Tatiana Reinoza is Assistant Professor of Art History at the University of Notre Dame and a past member of the Dartmouth Society of Fellows. In her research and teaching, she explores diverse facets of Latinx visual art in the United States including its relationship to borderlands discourse, and activism.
Her first book, Reclaiming the Americas: Latinx Art and the Politics of Territory (University of Texas Press), is an interdisciplinary study that examines how Latinx artists adopted the medium of printmaking to reclaim the lands of the Americas for Indigenous, migrant, mestiza/o, and Afro-descendant people. Drawing from the print archives of graphic workshops across the country, she focuses on artistic representations of territory that break away from traditional Western conceptions of geography.

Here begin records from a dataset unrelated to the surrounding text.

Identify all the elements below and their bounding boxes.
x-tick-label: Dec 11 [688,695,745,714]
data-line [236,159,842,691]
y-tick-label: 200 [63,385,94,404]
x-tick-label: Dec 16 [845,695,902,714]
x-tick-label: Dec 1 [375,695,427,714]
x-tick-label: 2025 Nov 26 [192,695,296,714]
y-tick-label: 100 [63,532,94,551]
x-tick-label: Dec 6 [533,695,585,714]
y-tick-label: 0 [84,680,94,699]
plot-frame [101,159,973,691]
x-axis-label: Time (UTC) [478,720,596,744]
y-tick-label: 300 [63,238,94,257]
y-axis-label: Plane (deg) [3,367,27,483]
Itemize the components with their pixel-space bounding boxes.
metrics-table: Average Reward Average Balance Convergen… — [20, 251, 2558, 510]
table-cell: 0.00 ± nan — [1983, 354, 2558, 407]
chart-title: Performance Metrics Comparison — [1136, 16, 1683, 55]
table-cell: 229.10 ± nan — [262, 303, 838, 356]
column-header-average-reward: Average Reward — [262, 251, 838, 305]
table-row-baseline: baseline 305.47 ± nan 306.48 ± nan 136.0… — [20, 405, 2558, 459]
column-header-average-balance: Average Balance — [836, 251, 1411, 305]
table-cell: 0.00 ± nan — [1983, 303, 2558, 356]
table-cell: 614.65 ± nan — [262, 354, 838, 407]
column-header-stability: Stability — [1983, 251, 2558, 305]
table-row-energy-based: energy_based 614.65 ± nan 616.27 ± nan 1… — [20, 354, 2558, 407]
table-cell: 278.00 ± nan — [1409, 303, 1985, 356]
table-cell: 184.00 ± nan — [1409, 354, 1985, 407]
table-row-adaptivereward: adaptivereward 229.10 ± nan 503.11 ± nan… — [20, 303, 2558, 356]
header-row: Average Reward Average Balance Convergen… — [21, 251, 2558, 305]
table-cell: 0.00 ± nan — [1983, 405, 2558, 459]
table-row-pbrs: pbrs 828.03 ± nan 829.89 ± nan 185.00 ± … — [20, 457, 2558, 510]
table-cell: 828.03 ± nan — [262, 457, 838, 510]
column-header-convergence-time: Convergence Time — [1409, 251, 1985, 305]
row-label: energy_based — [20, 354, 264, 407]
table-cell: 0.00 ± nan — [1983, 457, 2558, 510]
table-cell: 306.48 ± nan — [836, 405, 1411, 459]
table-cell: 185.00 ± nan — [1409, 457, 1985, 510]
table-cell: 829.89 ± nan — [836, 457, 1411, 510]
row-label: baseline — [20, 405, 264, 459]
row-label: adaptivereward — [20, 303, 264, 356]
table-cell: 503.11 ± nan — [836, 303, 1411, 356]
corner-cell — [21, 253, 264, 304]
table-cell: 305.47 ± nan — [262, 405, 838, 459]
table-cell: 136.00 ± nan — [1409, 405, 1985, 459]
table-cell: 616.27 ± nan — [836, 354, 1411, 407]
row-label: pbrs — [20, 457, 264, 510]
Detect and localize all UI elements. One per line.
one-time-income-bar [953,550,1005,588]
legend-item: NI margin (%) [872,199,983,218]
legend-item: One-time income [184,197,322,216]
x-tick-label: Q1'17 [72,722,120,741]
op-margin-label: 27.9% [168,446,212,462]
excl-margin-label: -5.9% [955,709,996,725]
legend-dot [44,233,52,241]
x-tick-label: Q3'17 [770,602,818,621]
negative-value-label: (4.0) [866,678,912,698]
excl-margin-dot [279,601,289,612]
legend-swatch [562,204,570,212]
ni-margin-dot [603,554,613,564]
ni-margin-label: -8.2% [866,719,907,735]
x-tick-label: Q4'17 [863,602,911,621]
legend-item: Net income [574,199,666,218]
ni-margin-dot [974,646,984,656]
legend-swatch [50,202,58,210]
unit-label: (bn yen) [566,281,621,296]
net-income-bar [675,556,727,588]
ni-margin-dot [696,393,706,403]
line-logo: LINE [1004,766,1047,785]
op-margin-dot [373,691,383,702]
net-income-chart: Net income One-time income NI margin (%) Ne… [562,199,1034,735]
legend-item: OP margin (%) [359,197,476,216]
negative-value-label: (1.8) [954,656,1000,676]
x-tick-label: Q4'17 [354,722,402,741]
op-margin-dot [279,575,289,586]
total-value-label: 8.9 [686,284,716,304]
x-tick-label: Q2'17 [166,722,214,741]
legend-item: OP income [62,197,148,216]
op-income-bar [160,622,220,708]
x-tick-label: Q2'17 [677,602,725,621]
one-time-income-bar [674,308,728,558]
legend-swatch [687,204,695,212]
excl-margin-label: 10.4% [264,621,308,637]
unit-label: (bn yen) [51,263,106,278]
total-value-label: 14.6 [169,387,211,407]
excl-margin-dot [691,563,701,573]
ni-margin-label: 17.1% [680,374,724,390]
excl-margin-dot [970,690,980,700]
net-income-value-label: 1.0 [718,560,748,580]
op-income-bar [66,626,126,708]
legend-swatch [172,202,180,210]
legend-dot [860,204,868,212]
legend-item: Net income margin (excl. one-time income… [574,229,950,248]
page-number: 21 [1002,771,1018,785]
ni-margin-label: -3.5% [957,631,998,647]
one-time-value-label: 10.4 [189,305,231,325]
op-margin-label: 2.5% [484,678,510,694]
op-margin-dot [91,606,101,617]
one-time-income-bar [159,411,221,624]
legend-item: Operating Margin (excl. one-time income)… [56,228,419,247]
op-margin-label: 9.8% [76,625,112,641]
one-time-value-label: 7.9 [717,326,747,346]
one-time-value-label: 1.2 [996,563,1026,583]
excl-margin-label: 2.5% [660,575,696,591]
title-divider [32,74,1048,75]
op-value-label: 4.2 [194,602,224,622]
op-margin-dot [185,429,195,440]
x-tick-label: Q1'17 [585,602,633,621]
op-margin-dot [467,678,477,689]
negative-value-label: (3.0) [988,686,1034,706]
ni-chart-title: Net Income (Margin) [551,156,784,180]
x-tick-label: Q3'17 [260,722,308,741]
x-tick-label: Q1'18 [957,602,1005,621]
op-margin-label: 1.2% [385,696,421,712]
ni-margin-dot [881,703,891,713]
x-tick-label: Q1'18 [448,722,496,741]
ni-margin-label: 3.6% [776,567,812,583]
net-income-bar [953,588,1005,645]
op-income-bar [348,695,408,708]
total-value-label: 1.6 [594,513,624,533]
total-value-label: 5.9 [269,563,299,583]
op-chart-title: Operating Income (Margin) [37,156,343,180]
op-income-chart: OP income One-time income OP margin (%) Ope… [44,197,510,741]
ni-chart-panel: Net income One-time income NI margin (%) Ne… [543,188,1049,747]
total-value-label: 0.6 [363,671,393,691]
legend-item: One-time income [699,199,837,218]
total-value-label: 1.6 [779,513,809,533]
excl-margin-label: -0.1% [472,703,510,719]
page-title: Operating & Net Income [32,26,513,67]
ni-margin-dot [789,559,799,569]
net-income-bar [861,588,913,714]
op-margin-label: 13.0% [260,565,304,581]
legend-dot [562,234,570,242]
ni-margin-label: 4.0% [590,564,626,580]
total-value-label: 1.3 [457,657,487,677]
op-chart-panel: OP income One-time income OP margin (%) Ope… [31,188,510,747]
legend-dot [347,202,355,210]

Reclaiming the Americas shows how Latinx artists have been at the forefront of battling the resurgence of anti-immigrant discourse, making migration histories visible, and critiquing printmaking’s complicity in the colonization of the Americas.
Reinoza is co-editor with Karen Mary Davalos of the edited volume, Self Help Graphics at Fifty (University of California Press), which explores the history of this East Los Angeles community-based graphic art workshop and how it fosters art for social change, dignity for all, and pride in ethnic heritage.
Professor Reinoza is currently researching a new book project, provisionally titled, Retorno: Art and Kinship in the Making of a Central American Diaspora.